Hamar thought. “Righto. That would be a good time. There’s a bit of moon early on.”

XXXIX

The leopard, however, anticipated his date of doom, by a deed which forfeited even Robin’s courageous advocacy. The very night after the foregoing discussion, Hamar was aroused by a stamping and plunging in his stables. Picking up a torch and a revolver, he ran out. The confusion was growing; both horses were mad with terror. Arrived at their stalls, he could see that a dark shadow, tossed yet clinging, was on Rustum’s shoulder. He took a shot. The shadow dropped, and then rushed by him. Blood-spots were found next morning, outside the stable and not merely mixed with Rustum’s.

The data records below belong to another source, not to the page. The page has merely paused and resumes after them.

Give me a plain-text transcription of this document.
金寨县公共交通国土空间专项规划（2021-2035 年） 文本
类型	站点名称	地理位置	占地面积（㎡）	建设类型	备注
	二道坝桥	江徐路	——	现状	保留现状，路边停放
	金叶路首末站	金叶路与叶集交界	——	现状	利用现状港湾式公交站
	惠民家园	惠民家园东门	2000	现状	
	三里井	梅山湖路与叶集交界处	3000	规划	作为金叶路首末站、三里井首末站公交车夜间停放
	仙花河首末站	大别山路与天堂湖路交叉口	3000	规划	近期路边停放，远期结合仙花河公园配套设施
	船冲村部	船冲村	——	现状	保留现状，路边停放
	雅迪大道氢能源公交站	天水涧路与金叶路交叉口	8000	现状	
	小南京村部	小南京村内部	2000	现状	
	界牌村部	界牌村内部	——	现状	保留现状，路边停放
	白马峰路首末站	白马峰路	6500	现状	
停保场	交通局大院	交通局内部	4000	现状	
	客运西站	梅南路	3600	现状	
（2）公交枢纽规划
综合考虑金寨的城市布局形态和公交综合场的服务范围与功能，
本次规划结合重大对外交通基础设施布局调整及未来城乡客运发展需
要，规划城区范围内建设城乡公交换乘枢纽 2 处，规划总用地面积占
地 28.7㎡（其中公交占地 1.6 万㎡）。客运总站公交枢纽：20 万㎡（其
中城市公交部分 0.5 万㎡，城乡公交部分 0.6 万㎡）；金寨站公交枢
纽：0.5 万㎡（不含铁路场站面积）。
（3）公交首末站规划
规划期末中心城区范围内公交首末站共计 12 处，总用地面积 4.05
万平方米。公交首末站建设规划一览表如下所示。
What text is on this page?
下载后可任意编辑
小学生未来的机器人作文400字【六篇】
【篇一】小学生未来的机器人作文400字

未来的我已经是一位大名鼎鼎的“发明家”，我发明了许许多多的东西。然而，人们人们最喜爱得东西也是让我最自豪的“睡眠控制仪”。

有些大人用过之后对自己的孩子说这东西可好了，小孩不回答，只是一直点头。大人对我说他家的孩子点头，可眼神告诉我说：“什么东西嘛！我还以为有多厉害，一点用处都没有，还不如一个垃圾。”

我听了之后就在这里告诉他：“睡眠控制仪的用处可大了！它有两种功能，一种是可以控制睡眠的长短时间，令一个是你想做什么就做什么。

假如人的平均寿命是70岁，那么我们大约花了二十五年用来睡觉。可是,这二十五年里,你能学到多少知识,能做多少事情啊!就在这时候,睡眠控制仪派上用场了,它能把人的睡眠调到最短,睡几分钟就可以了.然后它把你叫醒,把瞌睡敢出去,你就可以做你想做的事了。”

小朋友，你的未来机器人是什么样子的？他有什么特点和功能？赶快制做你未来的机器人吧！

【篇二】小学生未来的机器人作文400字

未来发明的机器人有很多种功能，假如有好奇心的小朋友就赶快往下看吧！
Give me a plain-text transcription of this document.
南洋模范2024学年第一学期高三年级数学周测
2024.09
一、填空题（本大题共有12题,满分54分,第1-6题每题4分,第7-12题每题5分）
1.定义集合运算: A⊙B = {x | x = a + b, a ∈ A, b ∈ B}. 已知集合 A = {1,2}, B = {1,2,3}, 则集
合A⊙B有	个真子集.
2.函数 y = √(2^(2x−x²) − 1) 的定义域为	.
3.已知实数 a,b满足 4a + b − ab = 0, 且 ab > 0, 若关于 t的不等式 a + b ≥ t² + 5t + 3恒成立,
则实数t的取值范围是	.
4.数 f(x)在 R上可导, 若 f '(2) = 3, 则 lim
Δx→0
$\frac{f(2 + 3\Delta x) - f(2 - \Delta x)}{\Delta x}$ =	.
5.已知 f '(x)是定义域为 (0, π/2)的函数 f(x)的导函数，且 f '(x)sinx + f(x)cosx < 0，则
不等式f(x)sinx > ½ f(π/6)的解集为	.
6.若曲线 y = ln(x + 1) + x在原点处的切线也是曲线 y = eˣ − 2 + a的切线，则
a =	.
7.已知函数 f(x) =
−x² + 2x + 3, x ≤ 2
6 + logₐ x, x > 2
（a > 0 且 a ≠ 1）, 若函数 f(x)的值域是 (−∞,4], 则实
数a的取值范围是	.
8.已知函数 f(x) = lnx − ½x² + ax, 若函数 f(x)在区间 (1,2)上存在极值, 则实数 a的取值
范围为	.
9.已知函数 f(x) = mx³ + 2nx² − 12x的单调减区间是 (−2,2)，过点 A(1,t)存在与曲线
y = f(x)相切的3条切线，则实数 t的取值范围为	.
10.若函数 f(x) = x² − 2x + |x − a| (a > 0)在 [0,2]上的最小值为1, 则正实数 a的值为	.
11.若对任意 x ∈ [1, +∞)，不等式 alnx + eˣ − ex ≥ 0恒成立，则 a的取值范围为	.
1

It was long before Rustum, the horse attacked, quieted down enough to be handled. Vincent found Hilda at his side, carrying a hurricane lantern. The noise had waked her also, and brought her out. When she saw what had happened—the shoulder ripped and jagged into deep raw furrows—her mind set hard in anger and indignation. All they could do was to wash the wounds, and bind them up.

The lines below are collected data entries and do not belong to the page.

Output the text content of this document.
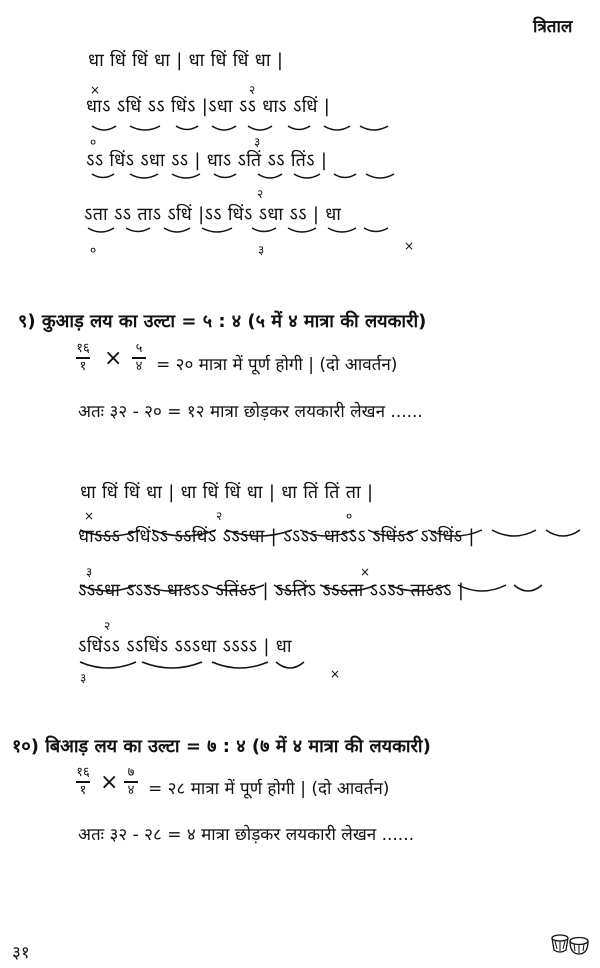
त्रिताल
धा धिं धिं धा | धा धिं धिं धा |
×	२
धाऽ ऽधिं ऽऽ धिंऽ |ऽधा ऽऽ धाऽ ऽधिं |
०	३
ऽऽ धिंऽ ऽधा ऽऽ | धाऽ ऽतिं ऽऽ तिंऽ |
२
ऽता ऽऽ ताऽ ऽधिं |ऽऽ धिंऽ ऽधा ऽऽ | धा
०	३	×
९) कुआड़ लय का उल्टा = ५ : ४ (५ में ४ मात्रा की लयकारी)
१६
१ × ५
४ = २० मात्रा में पूर्ण होगी | (दो आवर्तन)
अतः ३२ - २० = १२ मात्रा छोड़कर लयकारी लेखन ......
धा धिं धिं धा | धा धिं धिं धा | धा तिं तिं ता |
×	२	०
धाऽऽऽ ऽधिंऽऽ ऽऽधिंऽ ऽऽऽधा | ऽऽऽऽ धाऽऽऽ ऽधिंऽऽ ऽऽधिंऽ |
३	×
ऽऽऽधा ऽऽऽऽ धाऽऽऽ ऽतिंऽऽ | ऽऽतिंऽ ऽऽऽता ऽऽऽऽ ताऽऽऽ |
२
ऽधिंऽऽ ऽऽधिंऽ ऽऽऽधा ऽऽऽऽ | धा
३	×
१०) बिआड़ लय का उल्टा = ७ : ४ (७ में ४ मात्रा की लयकारी)
१६
१ × ७
४ = २८ मात्रा में पूर्ण होगी | (दो आवर्तन)
अतः ३२ - २८ = ४ मात्रा छोड़कर लयकारी लेखन ......
३१
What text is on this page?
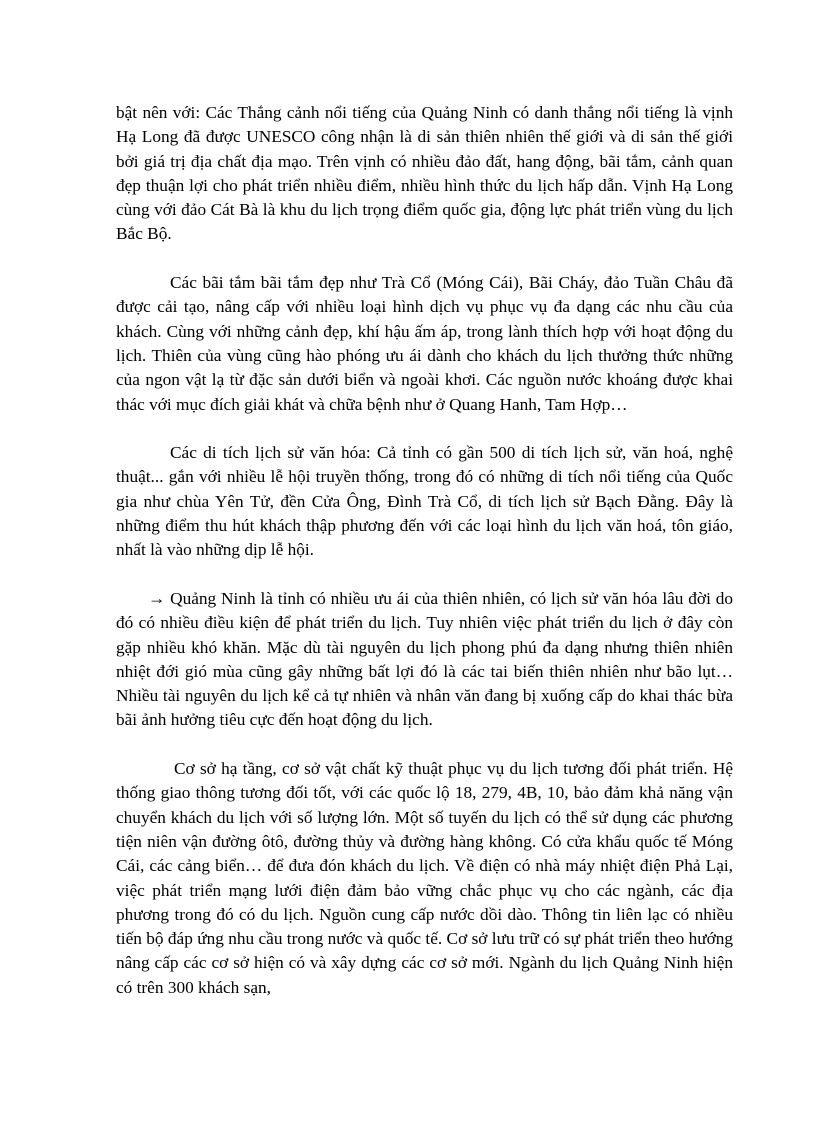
bật nên với: Các Thắng cảnh nổi tiếng của Quảng Ninh có danh thắng nổi tiếng là vịnh Hạ Long đã được UNESCO công nhận là di sản thiên nhiên thế giới và di sản thế giới bởi giá trị địa chất địa mạo. Trên vịnh có nhiều đảo đất, hang động, bãi tắm, cảnh quan đẹp thuận lợi cho phát triển nhiều điểm, nhiều hình thức du lịch hấp dẫn. Vịnh Hạ Long cùng với đảo Cát Bà là khu du lịch trọng điểm quốc gia, động lực phát triển vùng du lịch Bắc Bộ.

Các bãi tắm bãi tắm đẹp như Trà Cổ (Móng Cái), Bãi Cháy, đảo Tuần Châu đã được cải tạo, nâng cấp với nhiều loại hình dịch vụ phục vụ đa dạng các nhu cầu của khách. Cùng với những cảnh đẹp, khí hậu ấm áp, trong lành thích hợp với hoạt động du lịch. Thiên của vùng cũng hào phóng ưu ái dành cho khách du lịch thưởng thức những của ngon vật lạ từ đặc sản dưới biển và ngoài khơi. Các nguồn nước khoáng được khai thác với mục đích giải khát và chữa bệnh như ở Quang Hanh, Tam Hợp…

Các di tích lịch sử văn hóa: Cả tỉnh có gần 500 di tích lịch sử, văn hoá, nghệ thuật... gắn với nhiều lễ hội truyền thống, trong đó có những di tích nổi tiếng của Quốc gia như chùa Yên Tử, đền Cửa Ông, Đình Trà Cổ, di tích lịch sử Bạch Đằng. Đây là những điểm thu hút khách thập phương đến với các loại hình du lịch văn hoá, tôn giáo, nhất là vào những dịp lễ hội.

→ Quảng Ninh là tỉnh có nhiều ưu ái của thiên nhiên, có lịch sử văn hóa lâu đời do đó có nhiều điều kiện để phát triển du lịch. Tuy nhiên việc phát triển du lịch ở đây còn gặp nhiều khó khăn. Mặc dù tài nguyên du lịch phong phú đa dạng nhưng thiên nhiên nhiệt đới gió mùa cũng gây những bất lợi đó là các tai biến thiên nhiên như bão lụt… Nhiều tài nguyên du lịch kể cả tự nhiên và nhân văn đang bị xuống cấp do khai thác bừa bãi ảnh hưởng tiêu cực đến hoạt động du lịch.

Cơ sở hạ tầng, cơ sở vật chất kỹ thuật phục vụ du lịch tương đối phát triển. Hệ thống giao thông tương đối tốt, với các quốc lộ 18, 279, 4B, 10, bảo đảm khả năng vận chuyển khách du lịch với số lượng lớn. Một số tuyến du lịch có thể sử dụng các phương tiện niên vận đường ôtô, đường thủy và đường hàng không. Có cửa khẩu quốc tế Móng Cái, các cảng biển… để đưa đón khách du lịch. Về điện có nhà máy nhiệt điện Phả Lại, việc phát triển mạng lưới điện đảm bảo vững chắc phục vụ cho các ngành, các địa phương trong đó có du lịch. Nguồn cung cấp nước dồi dào. Thông tin liên lạc có nhiều tiến bộ đáp ứng nhu cầu trong nước và quốc tế. Cơ sở lưu trữ có sự phát triển theo hướng nâng cấp các cơ sở hiện có và xây dựng các cơ sở mới. Ngành du lịch Quảng Ninh hiện có trên 300 khách sạn,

Rustum’s after-history was brief. He was not ridden again, and was kept under observation, apart by himself. He seemed to go on quietly, and the wounds to be healing, until a fortnight later, when he broke into a convulsion and died in fifteen minutes.

Meanwhile, his mistress raged with her picture of the assault out of darkness, and of the leopard clinging there, with his jaws buried in the horse’s veins. A leopard was a leopard, pleasant to the mind in his place, which was in the lonely wastes; in the scale of beauty she ranked Rustum higher, however graceful a leopard might be. Moreover, there was still a horse undamaged in the stables, as well as Rustum to invite the leopard to return to his half-accomplished kill. An immediate punitive party was improvised, of Hamar, Alden, and Jacks.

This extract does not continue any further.